Uma sensação de opressão se instalou no meu íntimo. O rápido vislumbre de céus azuis

arqueando sobre estradas amarelas e de minhas viagens por elas montado em Fuligem

desvaneceu de repente. Em vez disso, vi os mastins nos canis, e o falcão, encapuzado e atado,

preso ao pulso do rei e apenas libertado para fazer a vontade dele.

– Não tem de ser assim tão ruim – disse Breu calmamente. – A maior parte das nossas

prisões é criada por nós mesmos. Um homem também faz a própria liberdade.

– Eu nunca irei para lugar algum, não é?

Apesar da novidade da ideia, viajar de repente parecia algo imensamente importante para

mim.

– Não diria isso. – Breu estava remexendo as coisas à procura de algo que servisse de

tampa para o prato cheio de sementes. Finalmente, contentou-se em colocar um pires por cima.

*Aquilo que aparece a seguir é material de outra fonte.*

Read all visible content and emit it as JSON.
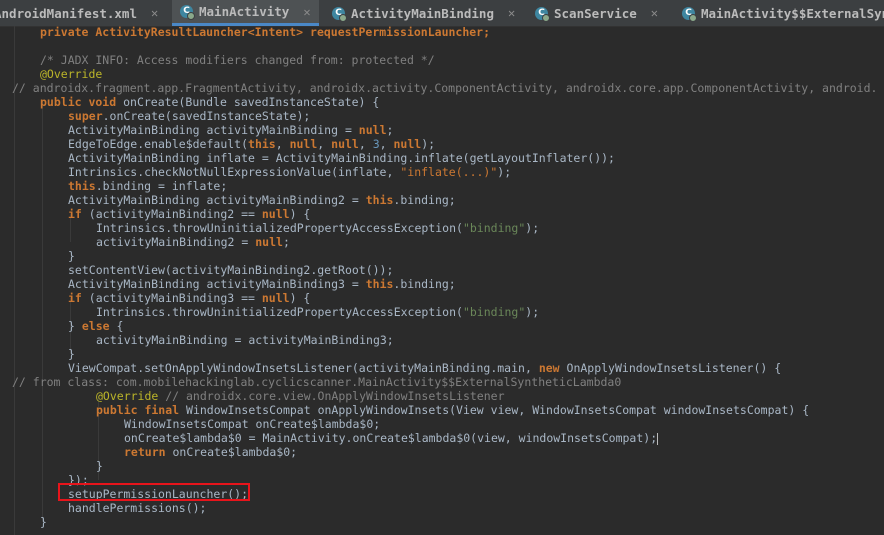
{
  "tabs": [
    {
      "label": "AndroidManifest.xml",
      "close": "✕",
      "icon": ""
    },
    {
      "label": "MainActivity",
      "close": "✕",
      "icon": "C"
    },
    {
      "label": "ActivityMainBinding",
      "close": "✕",
      "icon": "C"
    },
    {
      "label": "ScanService",
      "close": "✕",
      "icon": "C"
    },
    {
      "label": "MainActivity$$ExternalSynt",
      "close": "",
      "icon": "C"
    }
  ],
  "code": {
    "l0a": "private ActivityResultLauncher<Intent> requestPermissionLauncher;",
    "l1": "/* JADX INFO: Access modifiers changed from: protected */",
    "l2": "@Override",
    "l3": "// androidx.fragment.app.FragmentActivity, androidx.activity.ComponentActivity, androidx.core.app.ComponentActivity, android.",
    "l4_kw": "public void",
    "l4_rest": " onCreate(Bundle savedInstanceState) {",
    "l5_kw": "super",
    "l5_rest": ".onCreate(savedInstanceState);",
    "l6_a": "ActivityMainBinding activityMainBinding = ",
    "l6_kw": "null",
    "l7_a": "EdgeToEdge.enable$default(",
    "l7_kw1": "this",
    "l7_kw2": "null",
    "l7_kw3": "null",
    "l7_num": "3",
    "l7_kw4": "null",
    "l7_end": ");",
    "l8": "ActivityMainBinding inflate = ActivityMainBinding.inflate(getLayoutInflater());",
    "l9_a": "Intrinsics.checkNotNullExpressionValue(inflate, ",
    "l9_str": "\"inflate(...)\"",
    "l9_end": ");",
    "l10_kw": "this",
    "l10_rest": ".binding = inflate;",
    "l11_a": "ActivityMainBinding activityMainBinding2 = ",
    "l11_kw": "this",
    "l11_rest": ".binding;",
    "l12_kw": "if",
    "l12_a": " (activityMainBinding2 == ",
    "l12_kw2": "null",
    "l12_end": ") {",
    "l13_a": "Intrinsics.throwUninitializedPropertyAccessException(",
    "l13_str": "\"binding\"",
    "l13_end": ");",
    "l14_a": "activityMainBinding2 = ",
    "l14_kw": "null",
    "l15": "}",
    "l16": "setContentView(activityMainBinding2.getRoot());",
    "l17_a": "ActivityMainBinding activityMainBinding3 = ",
    "l17_kw": "this",
    "l17_rest": ".binding;",
    "l18_kw": "if",
    "l18_a": " (activityMainBinding3 == ",
    "l18_kw2": "null",
    "l18_end": ") {",
    "l19_a": "Intrinsics.throwUninitializedPropertyAccessException(",
    "l19_str": "\"binding\"",
    "l19_end": ");",
    "l20_a": "} ",
    "l20_kw": "else",
    "l20_end": " {",
    "l21": "activityMainBinding = activityMainBinding3;",
    "l22": "}",
    "l23_a": "ViewCompat.setOnApplyWindowInsetsListener(activityMainBinding.main, ",
    "l23_kw": "new",
    "l23_end": " OnApplyWindowInsetsListener() {",
    "l24": "// from class: com.mobilehackinglab.cyclicscanner.MainActivity$$ExternalSyntheticLambda0",
    "l25_an": "@Override",
    "l25_cm": " // androidx.core.view.OnApplyWindowInsetsListener",
    "l26_kw": "public final",
    "l26_rest": " WindowInsetsCompat onApplyWindowInsets(View view, WindowInsetsCompat windowInsetsCompat) {",
    "l27": "WindowInsetsCompat onCreate$lambda$0;",
    "l28": "onCreate$lambda$0 = MainActivity.onCreate$lambda$0(view, windowInsetsCompat);",
    "l29_kw": "return",
    "l29_rest": " onCreate$lambda$0;",
    "l30": "}",
    "l31": "});",
    "l32": "setupPermissionLauncher();",
    "l33": "handlePermissions();",
    "l34": "}"
  },
  "colors": {
    "background": "#2b2b2b",
    "keyword": "#cc7832",
    "string": "#6a8759",
    "comment": "#808080",
    "annotation": "#bbb529",
    "highlight": "#e8141b"
  }
}
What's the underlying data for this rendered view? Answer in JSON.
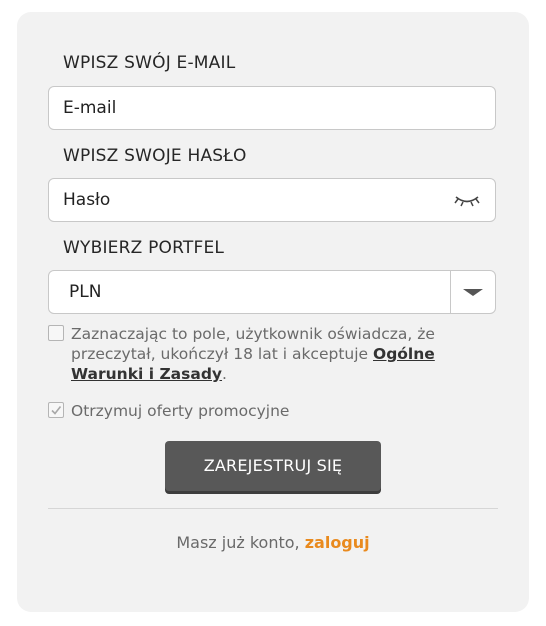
{
  "form": {
    "email_label": "WPISZ SWÓJ E-MAIL",
    "email_placeholder": "E-mail",
    "password_label": "WPISZ SWOJE HASŁO",
    "password_placeholder": "Hasło",
    "password_toggle_icon": "eye-closed-icon",
    "wallet_label": "WYBIERZ PORTFEL",
    "wallet_selected": "PLN",
    "wallet_dropdown_icon": "chevron-down-icon"
  },
  "terms": {
    "checked": false,
    "text": "Zaznaczając to pole, użytkownik oświadcza, że przeczytał, ukończył 18 lat i akceptuje ",
    "link_text": "Ogólne Warunki i Zasady",
    "suffix": "."
  },
  "promo": {
    "checked": true,
    "text": "Otrzymuj oferty promocyjne"
  },
  "register_button": "ZAREJESTRUJ SIĘ",
  "login": {
    "prompt": "Masz już konto, ",
    "link": "zaloguj"
  },
  "colors": {
    "card_background": "#f2f2f2",
    "button_background": "#585858",
    "login_link": "#e98a1e"
  }
}
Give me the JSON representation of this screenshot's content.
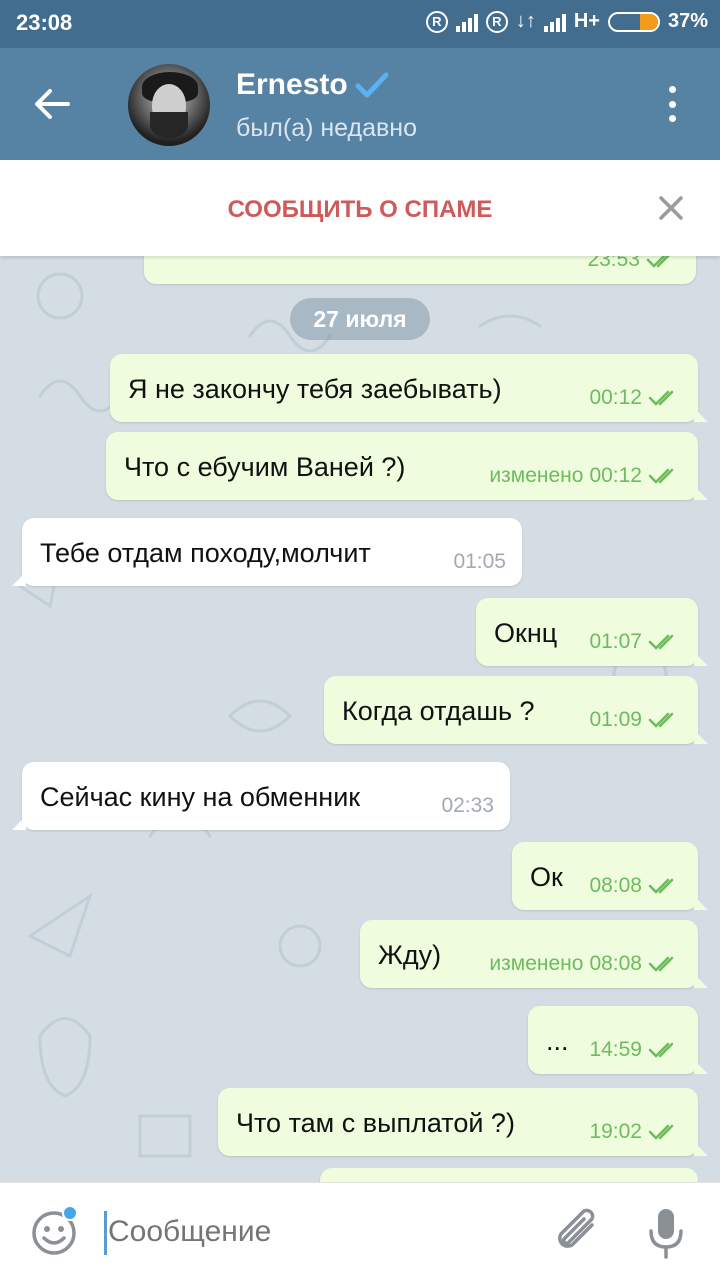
{
  "status_bar": {
    "time": "23:08",
    "network": "H+",
    "battery": "37%",
    "battery_level": 0.37
  },
  "header": {
    "contact_name": "Ernesto",
    "contact_status": "был(а) недавно",
    "icons": {
      "back": "arrow-left-icon",
      "verified": "verified-check-icon",
      "menu": "more-vert-icon"
    }
  },
  "spam_bar": {
    "label": "СООБЩИТЬ О СПАМЕ",
    "close_icon": "close-icon"
  },
  "chat": {
    "partial_message": {
      "time": "23:53"
    },
    "date": "27 июля",
    "messages": [
      {
        "dir": "out",
        "text": "Я не закончу тебя заебывать)",
        "edited": "",
        "time": "00:12"
      },
      {
        "dir": "out",
        "text": "Что с ебучим Ваней ?)",
        "edited": "изменено",
        "time": "00:12"
      },
      {
        "dir": "in",
        "text": "Тебе отдам походу,молчит",
        "edited": "",
        "time": "01:05"
      },
      {
        "dir": "out",
        "text": "Окнц",
        "edited": "",
        "time": "01:07"
      },
      {
        "dir": "out",
        "text": "Когда отдашь ?",
        "edited": "",
        "time": "01:09"
      },
      {
        "dir": "in",
        "text": "Сейчас кину на обменник",
        "edited": "",
        "time": "02:33"
      },
      {
        "dir": "out",
        "text": "Ок",
        "edited": "",
        "time": "08:08"
      },
      {
        "dir": "out",
        "text": "Жду)",
        "edited": "изменено",
        "time": "08:08"
      },
      {
        "dir": "out",
        "text": "...",
        "edited": "",
        "time": "14:59"
      },
      {
        "dir": "out",
        "text": "Что там с выплатой ?)",
        "edited": "",
        "time": "19:02"
      }
    ]
  },
  "input_bar": {
    "placeholder": "Сообщение",
    "icons": {
      "emoji": "emoji-icon",
      "attach": "paperclip-icon",
      "mic": "microphone-icon"
    }
  },
  "colors": {
    "header": "#5682a3",
    "status_bar": "#426d8f",
    "outgoing_bubble": "#effdde",
    "incoming_bubble": "#ffffff",
    "spam_text": "#cf5a5a",
    "check_green": "#6dbb5d",
    "chat_bg": "#d3dde3"
  }
}
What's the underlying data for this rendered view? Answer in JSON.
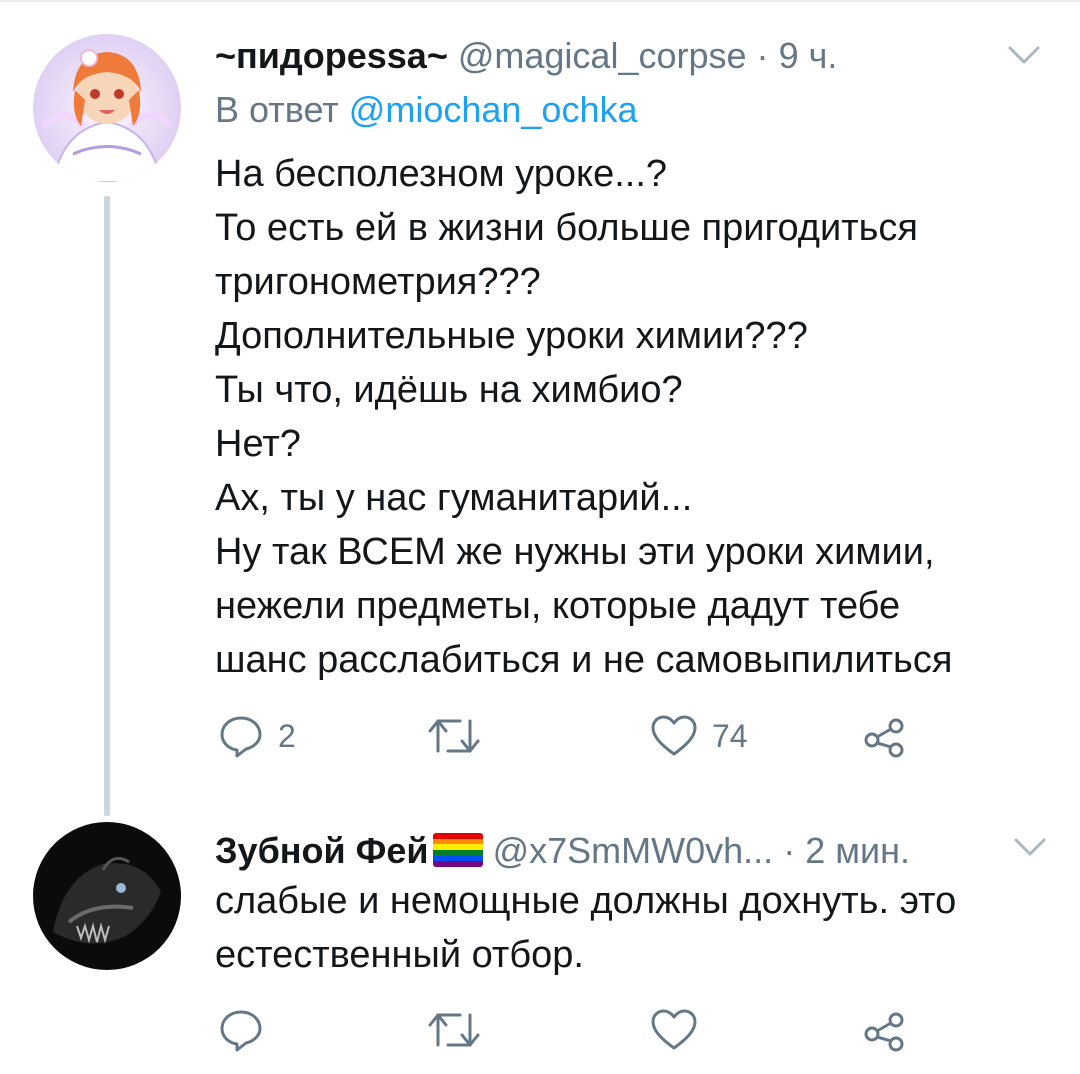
{
  "tweets": [
    {
      "display_name": "~пидорessa~",
      "handle": "@magical_corpse",
      "separator": "·",
      "time": "9 ч.",
      "reply_prefix": "В ответ",
      "reply_mention": "@miochan_ochka",
      "text_lines": [
        "На бесполезном уроке...?",
        "То есть ей в жизни больше пригодиться",
        "тригонометрия???",
        "Дополнительные уроки химии???",
        "Ты что, идёшь на химбио?",
        "Нет?",
        "Ах, ты у нас гуманитарий...",
        "Ну так ВСЕМ же нужны эти уроки химии,",
        "нежели предметы, которые дадут тебе",
        "шанс расслабиться и не самовыпилиться"
      ],
      "actions": {
        "reply_count": "2",
        "retweet_count": "",
        "like_count": "74"
      },
      "icons": [
        "anime-avatar",
        "chevron-down-icon",
        "reply-icon",
        "retweet-icon",
        "like-icon",
        "share-icon"
      ]
    },
    {
      "display_name": "Зубной Фей",
      "name_emoji": "rainbow-flag",
      "handle": "@x7SmMW0vh...",
      "separator": "·",
      "time": "2 мин.",
      "text_lines": [
        "слабые и немощные должны дохнуть. это",
        "естественный отбор."
      ],
      "actions": {
        "reply_count": "",
        "retweet_count": "",
        "like_count": ""
      },
      "icons": [
        "creature-avatar",
        "chevron-down-icon",
        "reply-icon",
        "retweet-icon",
        "like-icon",
        "share-icon"
      ]
    }
  ],
  "colors": {
    "text_primary": "#14171a",
    "text_secondary": "#657786",
    "link": "#1da1f2",
    "thread_line": "#ccd6dd",
    "rainbow": [
      "#e40303",
      "#ff8c00",
      "#ffed00",
      "#008026",
      "#004dff",
      "#750787"
    ]
  }
}
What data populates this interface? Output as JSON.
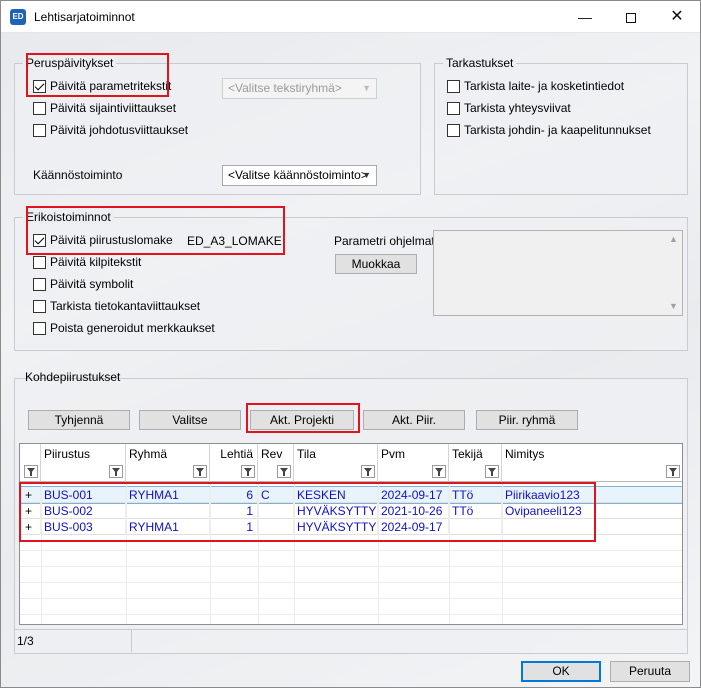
{
  "window": {
    "title": "Lehtisarjatoiminnot",
    "app_icon": "ED",
    "controls": {
      "minimize": "—",
      "close": "✕"
    }
  },
  "basic": {
    "label": "Peruspäivitykset",
    "items": [
      {
        "label": "Päivitä parametritekstit",
        "checked": true
      },
      {
        "label": "Päivitä sijaintiviittaukset",
        "checked": false
      },
      {
        "label": "Päivitä johdotusviittaukset",
        "checked": false
      }
    ],
    "text_group_select": "<Valitse tekstiryhmä>",
    "translation_label": "Käännöstoiminto",
    "translation_select": "<Valitse käännöstoiminto>"
  },
  "checks": {
    "label": "Tarkastukset",
    "items": [
      {
        "label": "Tarkista laite- ja kosketintiedot",
        "checked": false
      },
      {
        "label": "Tarkista yhteysviivat",
        "checked": false
      },
      {
        "label": "Tarkista johdin- ja kaapelitunnukset",
        "checked": false
      }
    ]
  },
  "special": {
    "label": "Erikoistoiminnot",
    "items": [
      {
        "label": "Päivitä piirustuslomake",
        "checked": true
      },
      {
        "label": "Päivitä kilpitekstit",
        "checked": false
      },
      {
        "label": "Päivitä symbolit",
        "checked": false
      },
      {
        "label": "Tarkista tietokantaviittaukset",
        "checked": false
      },
      {
        "label": "Poista generoidut merkkaukset",
        "checked": false
      }
    ],
    "form_name": "ED_A3_LOMAKE",
    "param_programs_label": "Parametri ohjelmat:",
    "edit_button": "Muokkaa"
  },
  "targets": {
    "label": "Kohdepiirustukset",
    "buttons": {
      "clear": "Tyhjennä",
      "select": "Valitse",
      "active_project": "Akt. Projekti",
      "active_drawing": "Akt. Piir.",
      "drawing_group": "Piir. ryhmä"
    },
    "columns": [
      "Piirustus",
      "Ryhmä",
      "Lehtiä",
      "Rev",
      "Tila",
      "Pvm",
      "Tekijä",
      "Nimitys"
    ],
    "rows": [
      {
        "marker": "+",
        "drawing": "BUS-001",
        "group": "RYHMA1",
        "sheets": "6",
        "rev": "C",
        "state": "KESKEN",
        "date": "2024-09-17",
        "author": "TTö",
        "name": "Piirikaavio123"
      },
      {
        "marker": "+",
        "drawing": "BUS-002",
        "group": "",
        "sheets": "1",
        "rev": "",
        "state": "HYVÄKSYTTY",
        "date": "2021-10-26",
        "author": "TTö",
        "name": "Ovipaneeli123"
      },
      {
        "marker": "+",
        "drawing": "BUS-003",
        "group": "RYHMA1",
        "sheets": "1",
        "rev": "",
        "state": "HYVÄKSYTTY",
        "date": "2024-09-17",
        "author": "",
        "name": ""
      }
    ]
  },
  "status": {
    "count": "1/3"
  },
  "footer": {
    "ok": "OK",
    "cancel": "Peruuta"
  },
  "colors": {
    "row_text": "#1010c8",
    "highlight": "#e0141e",
    "primary_border": "#0078d7"
  }
}
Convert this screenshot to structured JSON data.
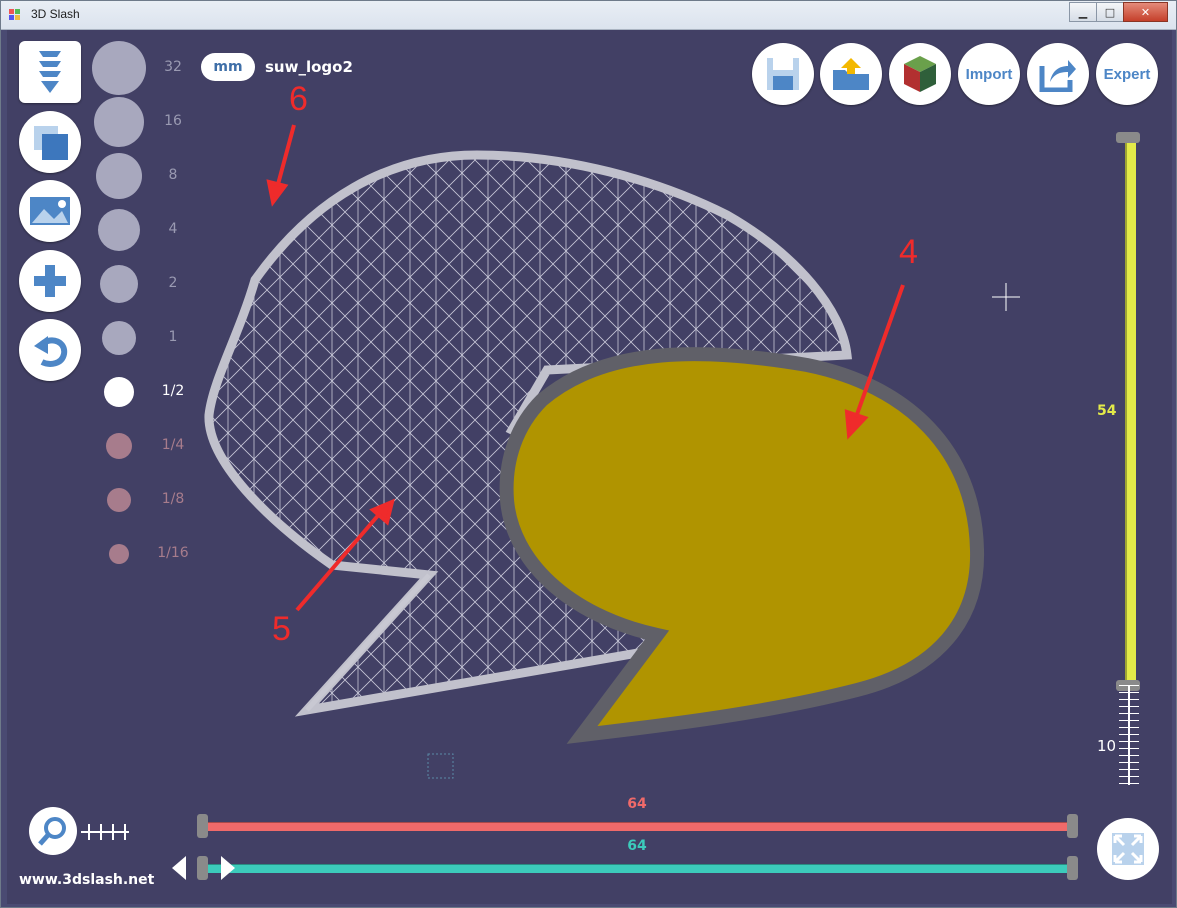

– Você irá a muitos lugares. Discretamente e quando os interesses da família exigirem que vá

até lá. Mas isso não é muito diferente para um príncipe de sangue. Por acaso você pensa que

Cavalaria podia escolher onde tratar de assuntos diplomáticos? Pensa que Veracidade gosta

de ser enviado para observar aldeias saqueadas pelos Ilhéus, que gosta de ouvir as queixas

das pessoas que insistem que uma fortificação melhor ou mais soldados garantiriam que nada

daquilo tivesse acontecido? Um verdadeiro príncipe tem muito pouca liberdade no que se

refere aonde deve ir ou como usa o seu tempo. É provável que Cavalaria tenha mais liberdade

agora do que teve alguma vez no passado.

– Exceto por não poder voltar a Torre do Cervo? – com as minhas mãos cheias de

fragmentos de vidro, fiquei petrificado com aquela compreensão repentina.

– Exceto por não poder voltar a Torre do Cervo. Não é boa ideia agitar o povo com visitas

de um ex-Príncipe Herdeiro. O melhor a se fazer é desaparecer discretamente.

Atirei os pedaços de vidro na lareira.

– Pelo menos ele pode ir a algum lugar – resmunguei. – Eu nem sequer posso ir à cidade...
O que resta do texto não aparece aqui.